= Yendi Senior High School =

Coeducational secondary school in Northern Region, Ghana

Yendi Senior High School (YESS) is a category B coeducational secondary school in Yendi in the Northern Region of Ghana. The school was established in 1970, first as a middle-boarding school to enable access to basic education for communities in the Eastern Corridor enclave, before being upgraded in September of the same year to the status of a secondary school. For the first academic year, the school had only a total student population of 77, with 70 boys and seven girls. The first headmaster of the school was Cletus Bernard Teviu. He headed the school for nearly a decade, spanning between 1970 and 1979, and one of the hostels in the school has been named in his honour. In the year 2020 when the school celebrated its 50th anniversary, the total student population was 2,724 and the number of teachers was 121. The school operates as a boarding school, but few students attend as day students. It is ranked the 274th on the national level, 7th on the regional level and 1st on the district level.

==History==
As of 2016, the school had a girls' dormitory with 500 students.

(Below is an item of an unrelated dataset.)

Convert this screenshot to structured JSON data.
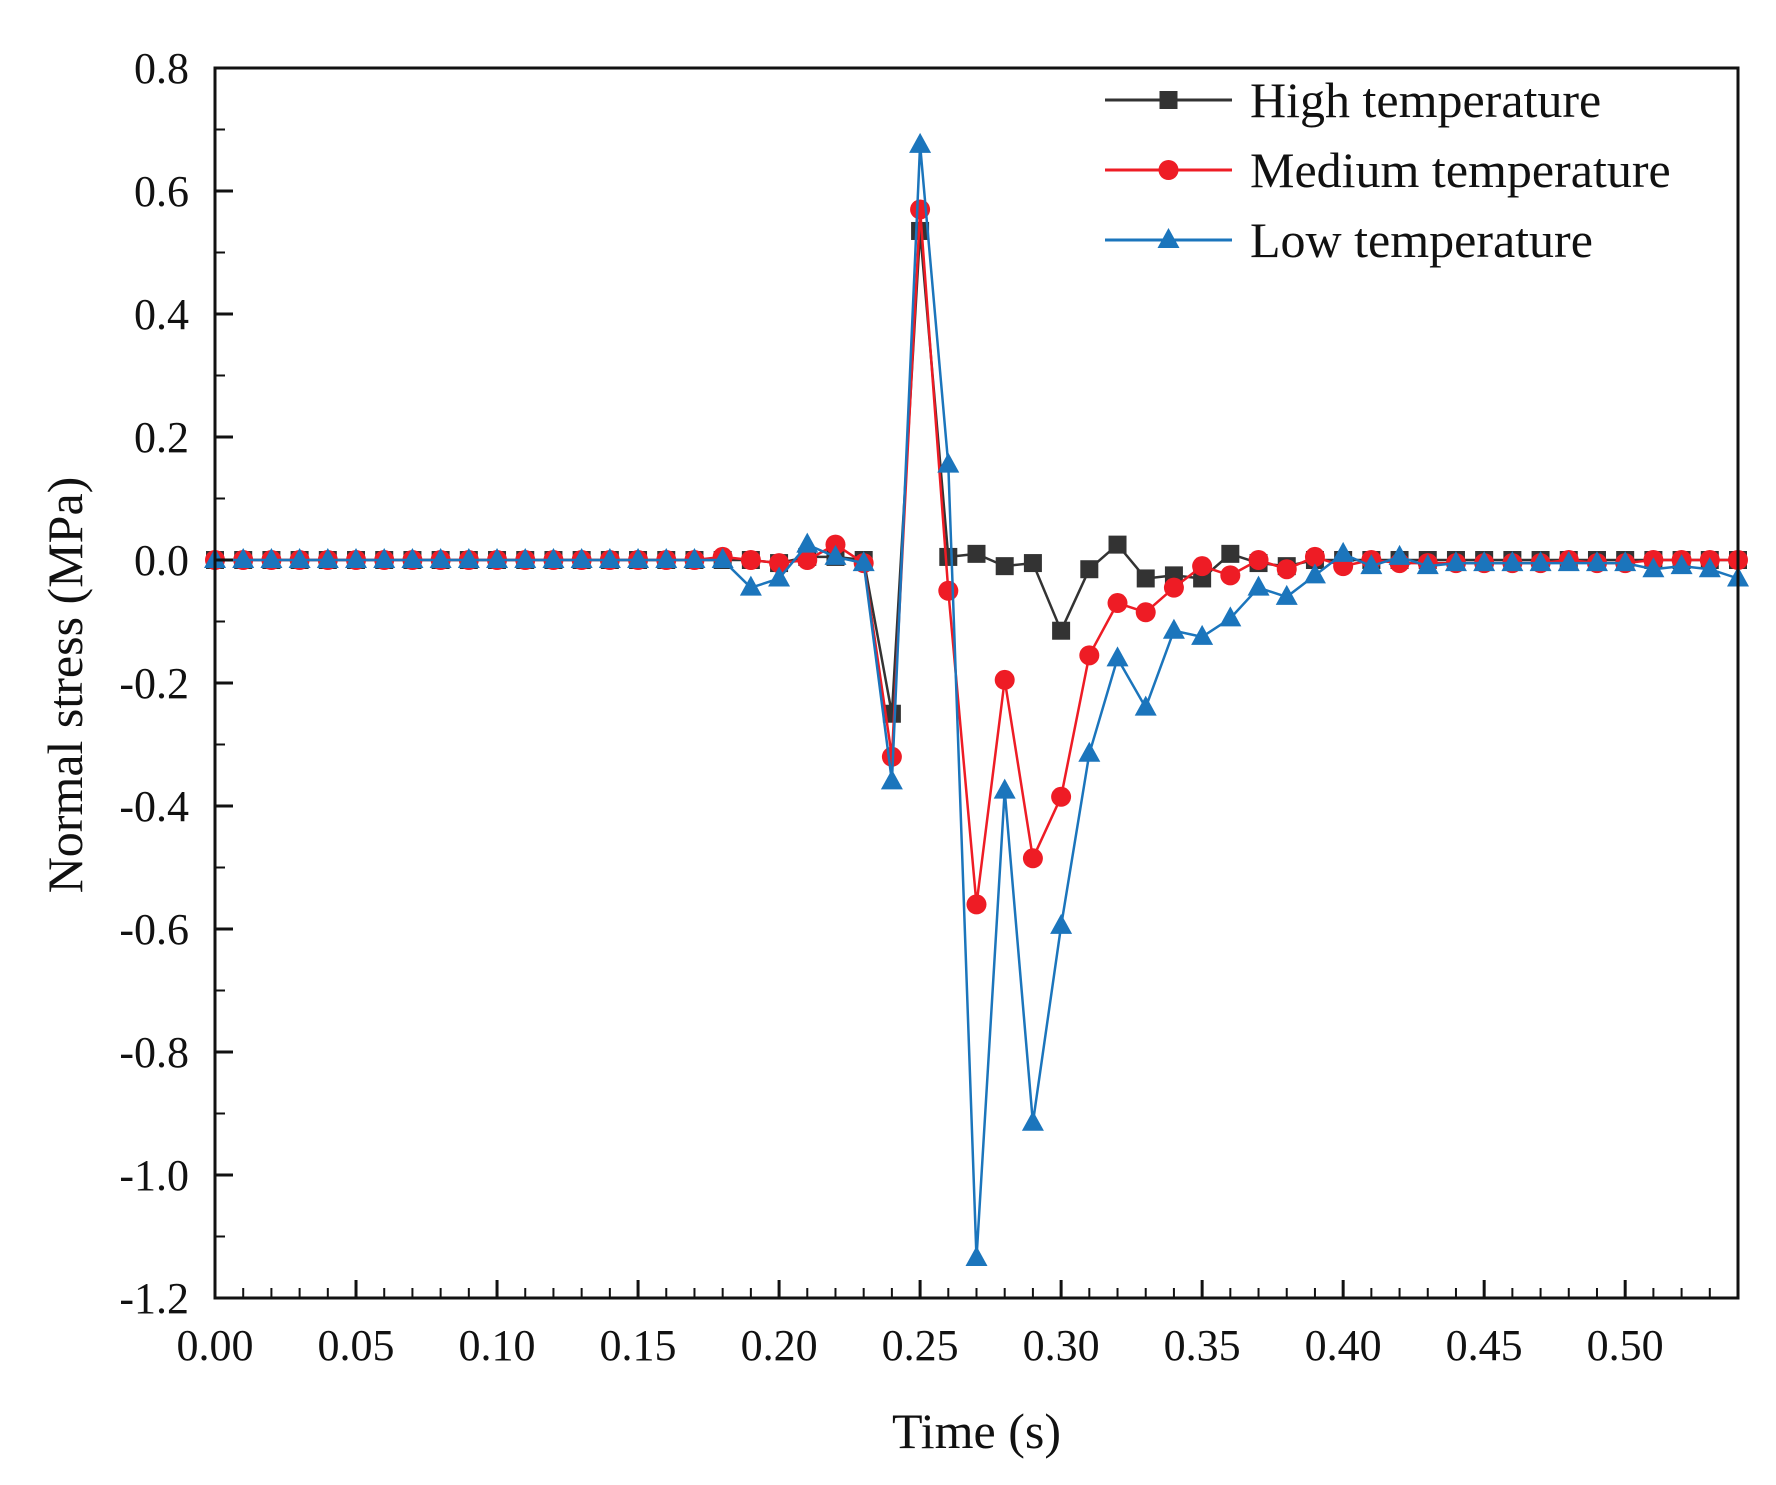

In 2018, Alhaji Faruok Aliu Mahama donated GH¢ 10,000.00 to the school for a water project.

The Jubilee Park at the school was used in January 2019 as part of the coronation process for Yaa Naa Abubakari Mahama as king of Dagbon.

== Courses ==
YESS offers a lot of courses. Below are the courses offered;

- Business
- Home Economics
- General Science
- General Arts
- Agriculture

== Extra Curricular Activities ==

- Sports Activities
- School clubs and Societies

== Vision ==
To be a training center for students seeking higher education and provide the needed manpower for national development.

== Mission ==
To bring education to the doorsteps of every Ghanaian child.